Biden, who concluded on July 16 his first visit to Saudi Arabia as US president, joined officials from six countries of the Gulf Cooperation Council and Iraq, Jordan and Egypt in a summit in the port city of Jeddah on the last day of his trip, where he affirmed his commitment to the region.

Saudi foreign minister Faisal bin Farhan said oil was not discussed during the summit, whose joint statement praised OPEC+ efforts to stabilize the global oil markets and Saudi Arabia’s leading role “in achieving consensus between the members of OPEC+.”

“We listen to all statements from our friends and partners around the world, in particular consumers…but at the end of the day OPEC+ has an existing system to monitor the markets and guarantee supply according to energy market needs,” bin Farhan said at a press conference after the end of the summit.

“Our opinion up to now is that this system is effective and is working as needed.”

Good discussion

Bin Farhan’s statements follow Biden’s assurance on July 15 after a meeting with Saudi leaders that “further steps” will be taken to increase supply.

“We had a good discussion on ensuring global energy security and adequate oil supplies to support global economic growth, and that will begin shortly,” Biden said. “I’m doing all I can to increase supply from the United States of America, and the Saudis shared that urgency.
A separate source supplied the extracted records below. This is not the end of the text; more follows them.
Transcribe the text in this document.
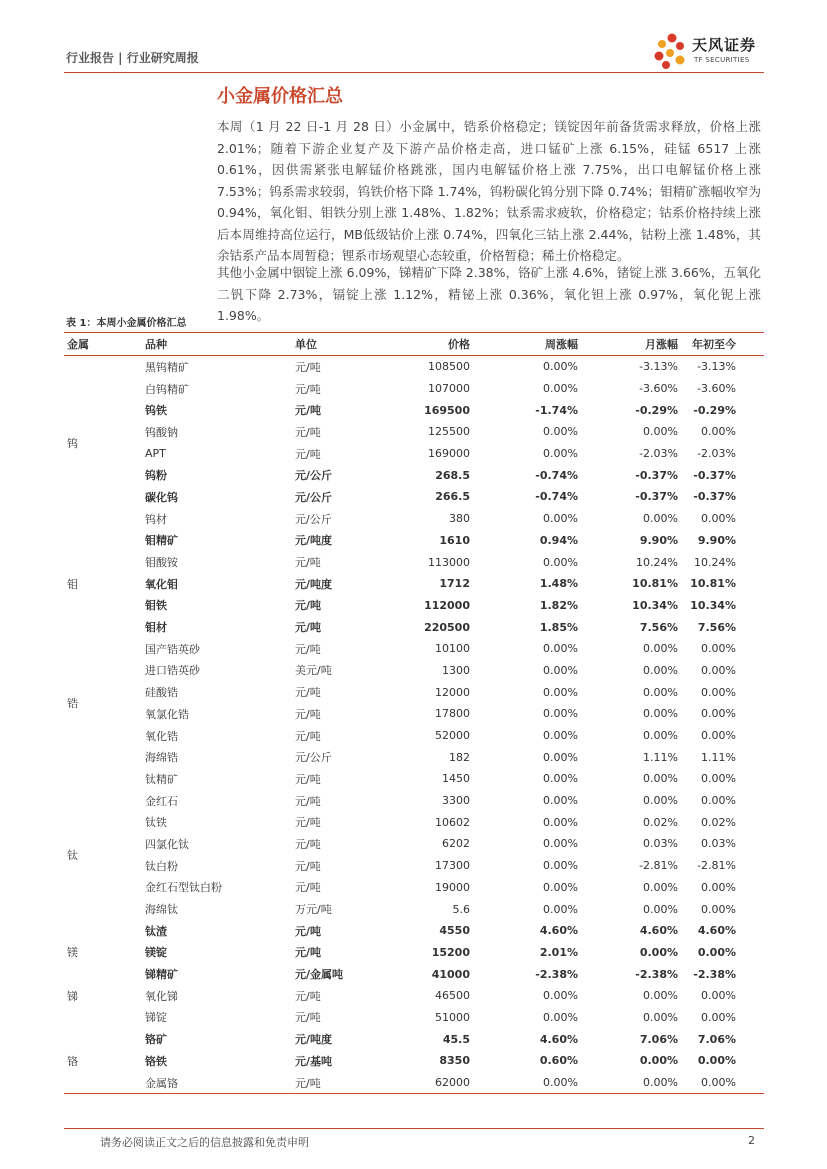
行业报告 | 行业研究周报
天风证券
TF SECURITIES
小金属价格汇总

本周（1 月 22 日-1 月 28 日）小金属中，锆系价格稳定；镁锭因年前备货需求释放，价格上涨 2.01%；随着下游企业复产及下游产品价格走高，进口锰矿上涨 6.15%，硅锰 6517 上涨 0.61%，因供需紧张电解锰价格跳涨，国内电解锰价格上涨 7.75%，出口电解锰价格上涨 7.53%；钨系需求较弱，钨铁价格下降 1.74%，钨粉碳化钨分别下降 0.74%；钼精矿涨幅收窄为 0.94%，氧化钼、钼铁分别上涨 1.48%、1.82%；钛系需求疲软，价格稳定；钴系价格持续上涨后本周维持高位运行，MB低级钴价上涨 0.74%，四氧化三钴上涨 2.44%，钴粉上涨 1.48%，其余钴系产品本周暂稳；锂系市场观望心态较重，价格暂稳；稀土价格稳定。

其他小金属中铟锭上涨 6.09%，锑精矿下降 2.38%，铬矿上涨 4.6%，锗锭上涨 3.66%，五氧化二钒下降 2.73%，镉锭上涨 1.12%，精铋上涨 0.36%，氧化钽上涨 0.97%，氧化铌上涨 1.98%。

表 1：本周小金属价格汇总
金属	品种	单位	价格	周涨幅	月涨幅	年初至今
钨	黑钨精矿	元/吨	108500	0.00%	-3.13%	-3.13%
	白钨精矿	元/吨	107000	0.00%	-3.60%	-3.60%
	钨铁	元/吨	169500	-1.74%	-0.29%	-0.29%
	钨酸钠	元/吨	125500	0.00%	0.00%	0.00%
	APT	元/吨	169000	0.00%	-2.03%	-2.03%
	钨粉	元/公斤	268.5	-0.74%	-0.37%	-0.37%
	碳化钨	元/公斤	266.5	-0.74%	-0.37%	-0.37%
	钨材	元/公斤	380	0.00%	0.00%	0.00%
钼	钼精矿	元/吨度	1610	0.94%	9.90%	9.90%
	钼酸铵	元/吨	113000	0.00%	10.24%	10.24%
	氧化钼	元/吨度	1712	1.48%	10.81%	10.81%
	钼铁	元/吨	112000	1.82%	10.34%	10.34%
	钼材	元/吨	220500	1.85%	7.56%	7.56%
锆	国产锆英砂	元/吨	10100	0.00%	0.00%	0.00%
	进口锆英砂	美元/吨	1300	0.00%	0.00%	0.00%
	硅酸锆	元/吨	12000	0.00%	0.00%	0.00%
	氧氯化锆	元/吨	17800	0.00%	0.00%	0.00%
	氧化锆	元/吨	52000	0.00%	0.00%	0.00%
	海绵锆	元/公斤	182	0.00%	1.11%	1.11%
钛	钛精矿	元/吨	1450	0.00%	0.00%	0.00%
	金红石	元/吨	3300	0.00%	0.00%	0.00%
	钛铁	元/吨	10602	0.00%	0.02%	0.02%
	四氯化钛	元/吨	6202	0.00%	0.03%	0.03%
	钛白粉	元/吨	17300	0.00%	-2.81%	-2.81%
	金红石型钛白粉	元/吨	19000	0.00%	0.00%	0.00%
	海绵钛	万元/吨	5.6	0.00%	0.00%	0.00%
	钛渣	元/吨	4550	4.60%	4.60%	4.60%
镁	镁锭	元/吨	15200	2.01%	0.00%	0.00%
锑	锑精矿	元/金属吨	41000	-2.38%	-2.38%	-2.38%
	氧化锑	元/吨	46500	0.00%	0.00%	0.00%
	锑锭	元/吨	51000	0.00%	0.00%	0.00%
铬	铬矿	元/吨度	45.5	4.60%	7.06%	7.06%
	铬铁	元/基吨	8350	0.60%	0.00%	0.00%
	金属铬	元/吨	62000	0.00%	0.00%	0.00%
请务必阅读正文之后的信息披露和免责申明	2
“Based on our discussions today, I expect we’ll see further steps in the coming weeks,” he added.

Faced with high inflation of 9.1% and record gasoline prices, Biden is eager to see higher supplies from OPEC+ to boost his low ranking in polls, particularly ahead of key midterms elections in November.

OPEC+ ministers are due to meet on Aug. 3 to decide on a course of action for September and beyond after affirming at a June 30 meeting the total unwinding of their historic 9.7 million b/d cut that was agreed in May 2020 at the beginning of the pandemic.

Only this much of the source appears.